Chainlink and Fireblocks announced a collaboration to improve stablecoin issuance and transaction processes for banks and institutions.
The cooperation introduces a tokenization engine, enhancing secure minting, custody, and management of stablecoins for increased transparency.
Despite the report, LINK saw an 8% decline this week.
Chainlink Labs and Fireblocks have announced a joint effort to improve the issuance and transaction of stablecoins. This union revealed on September 17, is designed to provide banks and financial institutions with developed tools to allocate and transact stablecoins.

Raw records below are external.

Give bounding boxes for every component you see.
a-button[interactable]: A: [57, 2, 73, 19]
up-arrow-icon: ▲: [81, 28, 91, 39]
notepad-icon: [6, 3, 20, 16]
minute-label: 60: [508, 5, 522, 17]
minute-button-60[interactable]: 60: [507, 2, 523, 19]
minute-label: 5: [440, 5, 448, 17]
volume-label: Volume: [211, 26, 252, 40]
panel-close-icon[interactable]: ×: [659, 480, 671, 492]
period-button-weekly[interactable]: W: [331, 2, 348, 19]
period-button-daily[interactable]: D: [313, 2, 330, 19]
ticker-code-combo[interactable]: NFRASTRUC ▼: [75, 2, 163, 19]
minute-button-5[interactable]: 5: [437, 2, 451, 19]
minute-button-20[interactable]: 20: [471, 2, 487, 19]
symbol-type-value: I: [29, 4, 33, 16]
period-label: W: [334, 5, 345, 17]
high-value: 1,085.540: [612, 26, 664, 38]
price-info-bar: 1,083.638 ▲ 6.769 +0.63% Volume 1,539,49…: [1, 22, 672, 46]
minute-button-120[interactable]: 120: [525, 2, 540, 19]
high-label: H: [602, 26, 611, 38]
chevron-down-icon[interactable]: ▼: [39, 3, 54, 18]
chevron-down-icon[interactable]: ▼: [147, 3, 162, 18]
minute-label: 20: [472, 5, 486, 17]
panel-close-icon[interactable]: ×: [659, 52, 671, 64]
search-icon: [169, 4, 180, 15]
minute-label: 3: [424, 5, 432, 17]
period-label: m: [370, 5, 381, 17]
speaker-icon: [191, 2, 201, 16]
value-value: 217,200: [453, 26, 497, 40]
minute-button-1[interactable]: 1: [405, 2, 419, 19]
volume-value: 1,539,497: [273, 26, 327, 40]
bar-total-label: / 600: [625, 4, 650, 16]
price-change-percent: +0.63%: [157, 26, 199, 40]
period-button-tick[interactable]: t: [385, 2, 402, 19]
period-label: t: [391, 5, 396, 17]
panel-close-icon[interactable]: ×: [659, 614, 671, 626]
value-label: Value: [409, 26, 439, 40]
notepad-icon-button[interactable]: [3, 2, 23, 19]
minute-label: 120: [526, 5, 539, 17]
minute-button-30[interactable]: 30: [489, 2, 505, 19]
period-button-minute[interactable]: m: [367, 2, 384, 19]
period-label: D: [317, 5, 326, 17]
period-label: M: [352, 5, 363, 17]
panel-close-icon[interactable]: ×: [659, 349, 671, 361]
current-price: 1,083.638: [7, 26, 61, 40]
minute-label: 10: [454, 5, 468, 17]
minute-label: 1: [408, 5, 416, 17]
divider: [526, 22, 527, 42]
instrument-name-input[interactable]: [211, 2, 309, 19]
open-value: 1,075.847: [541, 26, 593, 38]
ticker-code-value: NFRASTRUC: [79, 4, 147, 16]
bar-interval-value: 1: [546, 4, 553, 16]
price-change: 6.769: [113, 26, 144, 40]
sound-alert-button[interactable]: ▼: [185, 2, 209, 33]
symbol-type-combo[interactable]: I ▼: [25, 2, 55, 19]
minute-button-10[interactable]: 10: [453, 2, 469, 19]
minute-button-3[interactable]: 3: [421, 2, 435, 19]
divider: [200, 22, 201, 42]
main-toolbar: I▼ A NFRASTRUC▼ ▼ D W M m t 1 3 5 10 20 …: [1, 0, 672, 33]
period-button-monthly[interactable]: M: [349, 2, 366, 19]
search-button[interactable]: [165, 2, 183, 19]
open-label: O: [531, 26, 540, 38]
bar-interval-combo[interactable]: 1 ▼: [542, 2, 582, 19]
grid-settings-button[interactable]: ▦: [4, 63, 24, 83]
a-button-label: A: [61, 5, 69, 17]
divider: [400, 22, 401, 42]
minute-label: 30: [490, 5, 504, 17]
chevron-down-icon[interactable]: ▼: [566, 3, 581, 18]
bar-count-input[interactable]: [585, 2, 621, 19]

Streamlining Stablecoin Issuance
At the core of this collaboration is a tokenization engine that will enable the secure minting, custody, distribution, and management of tokenized assets, including stablecoins. This technology is expected to simplify the process for stablecoin issuers, offering support from issuance aids to interoperability solutions.

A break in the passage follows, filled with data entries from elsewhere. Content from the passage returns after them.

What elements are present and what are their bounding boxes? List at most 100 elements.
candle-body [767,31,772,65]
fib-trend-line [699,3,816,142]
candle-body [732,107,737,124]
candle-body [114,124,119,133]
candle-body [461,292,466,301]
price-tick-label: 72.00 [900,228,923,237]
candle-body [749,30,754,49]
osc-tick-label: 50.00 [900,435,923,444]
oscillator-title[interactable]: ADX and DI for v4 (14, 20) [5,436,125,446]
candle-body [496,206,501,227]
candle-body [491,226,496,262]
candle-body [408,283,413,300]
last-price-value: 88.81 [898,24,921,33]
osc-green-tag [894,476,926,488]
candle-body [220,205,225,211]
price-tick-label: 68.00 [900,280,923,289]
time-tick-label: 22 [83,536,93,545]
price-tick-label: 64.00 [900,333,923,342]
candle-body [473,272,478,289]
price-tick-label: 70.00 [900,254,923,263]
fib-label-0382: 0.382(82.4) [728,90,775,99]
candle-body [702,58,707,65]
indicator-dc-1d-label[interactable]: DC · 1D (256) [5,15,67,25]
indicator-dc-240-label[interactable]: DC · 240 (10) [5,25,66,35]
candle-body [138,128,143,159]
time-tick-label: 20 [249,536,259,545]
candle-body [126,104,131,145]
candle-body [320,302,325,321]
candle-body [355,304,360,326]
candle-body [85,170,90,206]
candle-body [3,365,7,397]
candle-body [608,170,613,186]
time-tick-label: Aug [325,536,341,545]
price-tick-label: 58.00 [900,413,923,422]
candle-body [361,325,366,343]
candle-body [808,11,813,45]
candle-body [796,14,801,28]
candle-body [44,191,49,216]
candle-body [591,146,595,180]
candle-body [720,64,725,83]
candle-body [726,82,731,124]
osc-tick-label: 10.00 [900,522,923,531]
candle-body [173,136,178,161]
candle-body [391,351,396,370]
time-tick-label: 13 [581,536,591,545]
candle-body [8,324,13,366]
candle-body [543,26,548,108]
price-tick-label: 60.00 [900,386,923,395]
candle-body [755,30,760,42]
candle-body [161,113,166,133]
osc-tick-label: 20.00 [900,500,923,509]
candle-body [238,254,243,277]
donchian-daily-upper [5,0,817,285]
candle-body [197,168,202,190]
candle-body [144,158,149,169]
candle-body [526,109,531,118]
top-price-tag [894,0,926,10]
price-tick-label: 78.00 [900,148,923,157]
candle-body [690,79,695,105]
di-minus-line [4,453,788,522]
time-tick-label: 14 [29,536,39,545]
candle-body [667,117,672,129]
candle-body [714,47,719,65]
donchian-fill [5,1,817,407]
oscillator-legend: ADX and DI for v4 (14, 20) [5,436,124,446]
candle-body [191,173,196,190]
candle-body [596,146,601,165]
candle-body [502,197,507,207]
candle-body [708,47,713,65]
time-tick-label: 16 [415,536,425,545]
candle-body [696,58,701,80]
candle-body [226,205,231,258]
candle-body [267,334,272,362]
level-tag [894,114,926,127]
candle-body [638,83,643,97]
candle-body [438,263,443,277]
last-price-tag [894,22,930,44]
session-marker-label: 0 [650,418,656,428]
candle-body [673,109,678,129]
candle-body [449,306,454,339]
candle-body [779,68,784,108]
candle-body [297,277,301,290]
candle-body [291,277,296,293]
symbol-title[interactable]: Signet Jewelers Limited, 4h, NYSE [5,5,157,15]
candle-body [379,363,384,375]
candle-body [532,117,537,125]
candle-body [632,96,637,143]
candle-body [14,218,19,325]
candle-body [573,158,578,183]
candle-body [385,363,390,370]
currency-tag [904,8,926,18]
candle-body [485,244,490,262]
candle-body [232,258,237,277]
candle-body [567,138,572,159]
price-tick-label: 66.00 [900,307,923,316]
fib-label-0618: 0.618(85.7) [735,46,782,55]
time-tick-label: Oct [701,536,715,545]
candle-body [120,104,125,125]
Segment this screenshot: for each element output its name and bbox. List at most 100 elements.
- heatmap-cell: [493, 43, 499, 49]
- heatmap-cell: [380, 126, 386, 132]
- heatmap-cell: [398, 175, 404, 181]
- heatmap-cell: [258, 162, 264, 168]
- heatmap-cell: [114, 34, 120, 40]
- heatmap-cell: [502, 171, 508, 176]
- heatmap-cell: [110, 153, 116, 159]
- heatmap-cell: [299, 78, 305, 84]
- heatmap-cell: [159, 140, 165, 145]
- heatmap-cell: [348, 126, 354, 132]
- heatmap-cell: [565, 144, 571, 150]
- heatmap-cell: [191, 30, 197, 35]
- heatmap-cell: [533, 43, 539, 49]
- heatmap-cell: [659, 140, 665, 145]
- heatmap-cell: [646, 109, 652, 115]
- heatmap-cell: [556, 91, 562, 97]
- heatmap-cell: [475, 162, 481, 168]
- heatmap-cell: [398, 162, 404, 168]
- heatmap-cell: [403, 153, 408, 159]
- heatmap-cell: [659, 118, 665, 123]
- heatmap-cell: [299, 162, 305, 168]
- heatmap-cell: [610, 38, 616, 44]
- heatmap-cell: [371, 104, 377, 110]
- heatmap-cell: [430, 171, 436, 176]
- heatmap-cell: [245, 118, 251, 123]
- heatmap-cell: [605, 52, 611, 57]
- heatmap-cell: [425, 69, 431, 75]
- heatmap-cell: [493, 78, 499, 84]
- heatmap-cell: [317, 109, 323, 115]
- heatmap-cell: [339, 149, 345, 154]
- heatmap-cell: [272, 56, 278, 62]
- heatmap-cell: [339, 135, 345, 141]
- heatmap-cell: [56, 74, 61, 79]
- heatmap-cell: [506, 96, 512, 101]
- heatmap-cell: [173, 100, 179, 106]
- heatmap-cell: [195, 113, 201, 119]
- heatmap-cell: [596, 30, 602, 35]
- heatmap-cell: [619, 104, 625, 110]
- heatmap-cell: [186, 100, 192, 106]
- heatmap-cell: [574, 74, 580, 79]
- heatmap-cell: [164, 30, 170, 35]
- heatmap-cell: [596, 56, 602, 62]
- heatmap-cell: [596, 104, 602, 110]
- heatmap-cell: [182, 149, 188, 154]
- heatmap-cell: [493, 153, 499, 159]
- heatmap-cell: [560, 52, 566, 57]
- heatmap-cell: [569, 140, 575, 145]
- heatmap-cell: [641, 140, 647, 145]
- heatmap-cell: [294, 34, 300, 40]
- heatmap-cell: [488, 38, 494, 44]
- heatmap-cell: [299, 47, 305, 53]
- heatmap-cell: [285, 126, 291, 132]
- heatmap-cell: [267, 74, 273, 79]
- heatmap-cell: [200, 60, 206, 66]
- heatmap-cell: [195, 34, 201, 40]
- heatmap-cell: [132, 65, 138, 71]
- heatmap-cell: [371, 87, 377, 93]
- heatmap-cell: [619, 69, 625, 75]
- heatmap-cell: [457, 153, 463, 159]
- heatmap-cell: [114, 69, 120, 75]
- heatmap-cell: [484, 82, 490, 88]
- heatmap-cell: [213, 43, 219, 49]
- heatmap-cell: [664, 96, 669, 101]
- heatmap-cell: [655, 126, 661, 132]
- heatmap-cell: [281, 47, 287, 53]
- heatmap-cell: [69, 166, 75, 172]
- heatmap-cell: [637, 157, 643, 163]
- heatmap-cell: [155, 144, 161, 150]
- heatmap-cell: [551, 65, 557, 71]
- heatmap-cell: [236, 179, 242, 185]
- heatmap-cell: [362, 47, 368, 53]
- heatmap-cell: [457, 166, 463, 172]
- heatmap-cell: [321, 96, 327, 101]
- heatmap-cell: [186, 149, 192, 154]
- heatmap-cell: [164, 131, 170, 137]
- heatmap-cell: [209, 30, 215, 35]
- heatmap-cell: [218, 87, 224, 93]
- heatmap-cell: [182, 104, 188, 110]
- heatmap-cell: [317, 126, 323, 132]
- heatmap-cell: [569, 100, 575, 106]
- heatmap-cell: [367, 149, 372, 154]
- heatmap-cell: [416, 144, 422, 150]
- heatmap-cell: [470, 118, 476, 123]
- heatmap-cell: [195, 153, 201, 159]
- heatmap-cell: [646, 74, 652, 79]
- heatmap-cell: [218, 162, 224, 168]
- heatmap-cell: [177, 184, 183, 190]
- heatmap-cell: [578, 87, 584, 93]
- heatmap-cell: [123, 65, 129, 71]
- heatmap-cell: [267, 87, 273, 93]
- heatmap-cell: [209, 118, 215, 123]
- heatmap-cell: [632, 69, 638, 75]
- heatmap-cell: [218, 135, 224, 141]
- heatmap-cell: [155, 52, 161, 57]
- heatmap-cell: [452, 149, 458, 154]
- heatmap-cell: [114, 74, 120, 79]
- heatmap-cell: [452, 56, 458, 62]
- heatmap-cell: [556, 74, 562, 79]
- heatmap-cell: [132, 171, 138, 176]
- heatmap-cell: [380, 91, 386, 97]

Angie Walker, Global Head of Banking and Capital Markets at Chainlink Labs stated, “We expect this will not only provide stablecoin users with real-time visibility into asset reserves but also elevate the utility of the stablecoin as a secure payment vehicle and institutional trading instrument in digital asset markets.”
The alliance will provide tools to verify stablecoin collateral on chain using proof of reserves, ensuring greater transparency and helping maintain stablecoins' value in circulation. Additionally, the new technology will facilitate data transfer and value across both public and private blockchains, utilizing an improved cross-chain infrastructure.
Market Implications and LINK Price Movements
Despite the promising announcement, Chainlink's native token, LINK, has experienced a 8% decline this week, following a 20% rally the previous week. Currently, LINK is trading at $10.59, with its intraday low at $10.43 and high at $10.82. The token's 24-hour trading volume has increased by nearly 8% to $180.42 million. Data from Coinglass indicates a 1.86% decrease in LINK’s futures open interest (OI) to $141.76 million today. Additionally, derivatives volume has dropped by 11%, reflecting investor caution despite the recent collaboration between Chainlink Labs and Fireblocks.